Stores in West Covina and Costa Mesa were converted earlier this year to the Tokyo Central banner — a process that involved the company taking over and operating departments that were formerly leased to outside vendors, Okada said. 
The company has also converted a 10-000-square-foot San Diego store and a 20,000-square-foot Cupertino store in Northern California to the Tokyo Central and Main banner, he noted. Those stores will focus on nonfoods, and while they will carry some processed foods, they will have few perishables, he said. 
“We’ll probably keep the remaining stores under the Marukai banner to see how the new formats do before deciding how to move forward,” Okada explained – a decision he said the company expects to make next year.

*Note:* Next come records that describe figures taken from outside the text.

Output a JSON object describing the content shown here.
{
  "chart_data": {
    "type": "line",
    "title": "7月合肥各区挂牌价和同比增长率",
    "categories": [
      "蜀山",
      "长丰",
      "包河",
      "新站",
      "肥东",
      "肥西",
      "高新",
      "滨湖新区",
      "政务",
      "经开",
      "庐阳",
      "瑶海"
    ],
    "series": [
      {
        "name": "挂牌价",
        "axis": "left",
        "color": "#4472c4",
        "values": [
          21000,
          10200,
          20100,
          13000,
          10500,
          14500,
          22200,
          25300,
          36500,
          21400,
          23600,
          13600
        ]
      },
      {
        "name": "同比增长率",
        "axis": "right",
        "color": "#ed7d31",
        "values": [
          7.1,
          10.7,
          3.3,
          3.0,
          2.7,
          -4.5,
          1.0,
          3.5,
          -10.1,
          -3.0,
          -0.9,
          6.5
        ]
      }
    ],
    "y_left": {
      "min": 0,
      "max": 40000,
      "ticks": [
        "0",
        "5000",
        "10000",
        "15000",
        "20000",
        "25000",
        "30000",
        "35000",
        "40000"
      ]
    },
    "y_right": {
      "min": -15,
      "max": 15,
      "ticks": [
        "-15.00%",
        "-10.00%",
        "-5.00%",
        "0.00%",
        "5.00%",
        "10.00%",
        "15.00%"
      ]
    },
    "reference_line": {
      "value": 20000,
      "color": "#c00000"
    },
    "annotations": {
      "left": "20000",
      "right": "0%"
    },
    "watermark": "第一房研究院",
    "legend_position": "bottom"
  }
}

As it seeks to grow, Marukai is scouting potential sites in Northern California “because there is a large Asian population there, especially in the San Francisco Bay Area, and we see a huge need for Japanese supermarkets,” Okada explained.
He said 80% of the stores’ current customer base is Asian — encompassing Japanese, Chinese, Koreans and other ethnicities — “but as we grow, we realize we have to cater to a broader range of customers, and we think we can accomplish that by altering the product mix somewhat.
“But we are a Japanese company, and while we want to adapt our stores to appeal more to American tastes, we want to maintain a Japanese edge.”



Of the products carried, about 10% are imported from Japan and the rest come from U.S. suppliers, including Japanese grocery vendors based in the U.S. Of the products from U.S. suppliers, about 70% originate in Japan and 30% from the U.S., Okada said.
Marukai operates membership stores at two California locations where customers pay a $10 annual fee. Customers at the Tokyo Central stores are asked to pay a one-time fee of $1 to get special prices on certain items, he noted.
As the company expands throughout California — by leasing properties or acquiring new store sites — it hopes to determine what size will work best, he added.
“RKF [the New York-based real-estate company it hired to help it expand] is dealing with various shopping center operators, and they’ve found a number of traditional supermarket locations that could be converted,” he said.